Non-Negative Matrix Factorization (NNMF) aims to factorise the non-negative $n \times m$ matrix $V$ into two non-negative factor matrices $W$ ($n \times k$) and $H$ ($k \times m$) such that :
\begin{align}
min_{W,H} || V - WH||_F
\end{align}
ie. the Frobenius norm of the residual matrix $D = V - WH$ is minimised, this suggests that $V \approx WH$. Sometimes additional constraints inducing sparsity and/or smoothness properties on the matrices $W$ and $H$ are added but these are not part of the fundamental task of NNMF. Therefore (using the example in the documentation of the function rnmf
) after retrieving the NNMF results:
data("tumor")
tumor.corrupted <- tumor
set.seed(1)
tumor.corrupted[sample(1:4900, round(0.05 * 4900), replace = FALSE)] <- 1
res.rnmf1 <- rnmf(X = tumor.corrupted, gamma = FALSE, my.seed = 1)
We can calculate the associated Frobenius norm using:
norm( tumor.corrupted - res.rnmf1$W %*% res.rnmf1$H, type = 'f')
Notice that it is good practice to have a few runs using different random seeds to generate the initial solution when using an NNMF decomposition.

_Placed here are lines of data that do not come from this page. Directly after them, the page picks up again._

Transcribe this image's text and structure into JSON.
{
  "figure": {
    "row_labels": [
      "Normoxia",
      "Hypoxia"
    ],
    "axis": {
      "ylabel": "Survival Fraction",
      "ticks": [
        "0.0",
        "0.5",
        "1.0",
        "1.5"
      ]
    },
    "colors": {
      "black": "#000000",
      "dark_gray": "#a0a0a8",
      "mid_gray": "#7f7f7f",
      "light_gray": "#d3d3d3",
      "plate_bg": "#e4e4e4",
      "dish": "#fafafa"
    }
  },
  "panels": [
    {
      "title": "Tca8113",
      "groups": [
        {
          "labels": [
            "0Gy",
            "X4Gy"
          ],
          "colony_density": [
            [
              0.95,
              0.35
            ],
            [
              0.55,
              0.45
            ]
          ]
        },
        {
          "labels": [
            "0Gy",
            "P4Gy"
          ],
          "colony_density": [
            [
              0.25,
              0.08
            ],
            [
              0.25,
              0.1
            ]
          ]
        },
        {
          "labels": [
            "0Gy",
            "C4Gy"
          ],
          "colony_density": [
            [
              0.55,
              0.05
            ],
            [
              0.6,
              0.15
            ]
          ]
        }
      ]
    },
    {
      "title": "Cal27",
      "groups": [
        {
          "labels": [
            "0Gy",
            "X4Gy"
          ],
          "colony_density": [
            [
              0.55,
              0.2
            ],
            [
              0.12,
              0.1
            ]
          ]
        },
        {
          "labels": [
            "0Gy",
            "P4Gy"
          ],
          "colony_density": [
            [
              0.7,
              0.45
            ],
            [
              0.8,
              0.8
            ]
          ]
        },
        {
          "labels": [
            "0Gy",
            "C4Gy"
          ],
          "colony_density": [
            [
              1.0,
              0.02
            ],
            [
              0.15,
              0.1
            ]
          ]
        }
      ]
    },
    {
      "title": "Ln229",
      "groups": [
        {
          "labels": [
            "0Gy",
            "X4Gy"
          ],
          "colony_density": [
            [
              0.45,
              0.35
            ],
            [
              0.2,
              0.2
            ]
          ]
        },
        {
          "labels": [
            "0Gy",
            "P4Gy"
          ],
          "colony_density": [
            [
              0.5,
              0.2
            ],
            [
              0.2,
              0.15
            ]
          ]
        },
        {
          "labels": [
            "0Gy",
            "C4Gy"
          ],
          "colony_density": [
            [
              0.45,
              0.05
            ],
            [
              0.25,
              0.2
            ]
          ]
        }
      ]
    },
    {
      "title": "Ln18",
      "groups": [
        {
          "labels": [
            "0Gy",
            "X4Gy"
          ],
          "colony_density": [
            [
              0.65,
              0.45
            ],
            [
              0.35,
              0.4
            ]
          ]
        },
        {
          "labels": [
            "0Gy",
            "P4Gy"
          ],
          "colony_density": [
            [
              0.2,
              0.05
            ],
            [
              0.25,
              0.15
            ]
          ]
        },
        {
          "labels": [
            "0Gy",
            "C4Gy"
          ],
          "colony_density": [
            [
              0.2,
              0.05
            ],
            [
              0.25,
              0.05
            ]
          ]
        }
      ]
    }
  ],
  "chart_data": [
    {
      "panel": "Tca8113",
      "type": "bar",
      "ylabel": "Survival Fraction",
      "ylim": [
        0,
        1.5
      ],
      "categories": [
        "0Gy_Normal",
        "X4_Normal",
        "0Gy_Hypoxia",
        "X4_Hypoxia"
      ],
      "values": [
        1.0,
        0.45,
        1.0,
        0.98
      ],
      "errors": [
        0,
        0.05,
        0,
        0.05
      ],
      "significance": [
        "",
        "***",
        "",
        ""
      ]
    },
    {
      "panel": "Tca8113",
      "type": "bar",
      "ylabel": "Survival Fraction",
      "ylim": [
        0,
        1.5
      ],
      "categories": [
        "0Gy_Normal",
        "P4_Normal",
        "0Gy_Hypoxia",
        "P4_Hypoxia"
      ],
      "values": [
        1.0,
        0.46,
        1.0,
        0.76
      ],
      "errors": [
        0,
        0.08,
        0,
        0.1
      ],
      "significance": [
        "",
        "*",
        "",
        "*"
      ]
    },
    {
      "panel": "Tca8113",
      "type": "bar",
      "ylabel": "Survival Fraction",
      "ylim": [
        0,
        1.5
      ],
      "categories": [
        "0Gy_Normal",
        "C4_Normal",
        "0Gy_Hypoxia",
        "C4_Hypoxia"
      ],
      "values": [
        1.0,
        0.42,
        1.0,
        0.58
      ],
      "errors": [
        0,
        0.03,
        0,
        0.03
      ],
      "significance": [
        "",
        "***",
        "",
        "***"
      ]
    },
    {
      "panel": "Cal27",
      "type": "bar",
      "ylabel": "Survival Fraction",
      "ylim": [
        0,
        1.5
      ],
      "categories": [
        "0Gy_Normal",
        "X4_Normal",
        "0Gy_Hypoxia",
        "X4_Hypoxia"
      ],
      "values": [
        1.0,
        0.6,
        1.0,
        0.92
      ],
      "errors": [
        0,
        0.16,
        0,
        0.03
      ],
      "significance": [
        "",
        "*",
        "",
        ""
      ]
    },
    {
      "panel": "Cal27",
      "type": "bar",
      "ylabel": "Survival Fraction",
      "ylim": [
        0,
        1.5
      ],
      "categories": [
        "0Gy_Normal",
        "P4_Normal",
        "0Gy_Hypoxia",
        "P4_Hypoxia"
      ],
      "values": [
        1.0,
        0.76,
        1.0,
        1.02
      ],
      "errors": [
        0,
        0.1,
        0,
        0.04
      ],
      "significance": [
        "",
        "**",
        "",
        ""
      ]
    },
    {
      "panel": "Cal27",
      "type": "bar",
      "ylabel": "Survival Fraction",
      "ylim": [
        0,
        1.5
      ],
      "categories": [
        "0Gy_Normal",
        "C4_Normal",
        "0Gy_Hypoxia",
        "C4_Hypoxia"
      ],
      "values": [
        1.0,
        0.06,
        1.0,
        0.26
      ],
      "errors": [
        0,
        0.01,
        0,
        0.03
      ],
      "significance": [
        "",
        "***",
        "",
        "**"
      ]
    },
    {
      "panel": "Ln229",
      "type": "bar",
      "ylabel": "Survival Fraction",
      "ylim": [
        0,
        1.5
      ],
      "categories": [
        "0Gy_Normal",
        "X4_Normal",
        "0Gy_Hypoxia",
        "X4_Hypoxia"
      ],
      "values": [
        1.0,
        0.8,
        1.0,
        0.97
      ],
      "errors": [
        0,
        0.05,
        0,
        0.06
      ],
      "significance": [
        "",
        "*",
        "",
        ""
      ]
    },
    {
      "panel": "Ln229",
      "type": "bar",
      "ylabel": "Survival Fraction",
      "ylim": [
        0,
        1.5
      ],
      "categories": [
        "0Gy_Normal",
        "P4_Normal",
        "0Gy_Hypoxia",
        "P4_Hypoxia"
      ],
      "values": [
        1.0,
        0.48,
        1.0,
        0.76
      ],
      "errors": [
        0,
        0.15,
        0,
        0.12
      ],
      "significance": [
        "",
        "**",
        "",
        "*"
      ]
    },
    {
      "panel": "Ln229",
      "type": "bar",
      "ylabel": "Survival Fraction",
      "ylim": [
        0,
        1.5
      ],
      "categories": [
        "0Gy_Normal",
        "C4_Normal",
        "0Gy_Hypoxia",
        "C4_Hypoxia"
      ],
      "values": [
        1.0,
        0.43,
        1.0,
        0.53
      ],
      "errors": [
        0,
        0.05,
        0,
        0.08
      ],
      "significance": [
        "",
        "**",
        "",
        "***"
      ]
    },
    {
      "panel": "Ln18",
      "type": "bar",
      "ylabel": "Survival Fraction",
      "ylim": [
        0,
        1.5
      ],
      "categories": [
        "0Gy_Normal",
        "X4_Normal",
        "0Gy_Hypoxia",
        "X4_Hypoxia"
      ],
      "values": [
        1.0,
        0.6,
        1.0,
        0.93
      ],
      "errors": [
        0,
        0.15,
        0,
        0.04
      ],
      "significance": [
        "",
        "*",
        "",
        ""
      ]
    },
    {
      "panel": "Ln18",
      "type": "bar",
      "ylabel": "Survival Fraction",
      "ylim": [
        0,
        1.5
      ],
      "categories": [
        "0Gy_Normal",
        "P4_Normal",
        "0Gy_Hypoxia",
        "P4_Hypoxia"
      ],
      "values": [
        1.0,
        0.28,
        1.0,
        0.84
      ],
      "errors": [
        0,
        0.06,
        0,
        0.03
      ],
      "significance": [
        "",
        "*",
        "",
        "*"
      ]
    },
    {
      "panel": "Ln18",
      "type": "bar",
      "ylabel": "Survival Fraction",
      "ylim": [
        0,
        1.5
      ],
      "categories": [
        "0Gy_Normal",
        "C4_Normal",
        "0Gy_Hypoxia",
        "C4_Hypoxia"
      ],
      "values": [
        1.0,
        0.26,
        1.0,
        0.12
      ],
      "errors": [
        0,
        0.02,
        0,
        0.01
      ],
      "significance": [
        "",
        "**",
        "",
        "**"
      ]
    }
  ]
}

The minimisation task solved has local minima which may lead to different matrices $W$ and $H$.
I strong recommend going through the Berry et al. paper "Algorithms and Applications for Approximate Nonnegative Matrix Factorization"; it is very nicely written and gives an all-round overview of NNMF's internal mechanics as well as applications.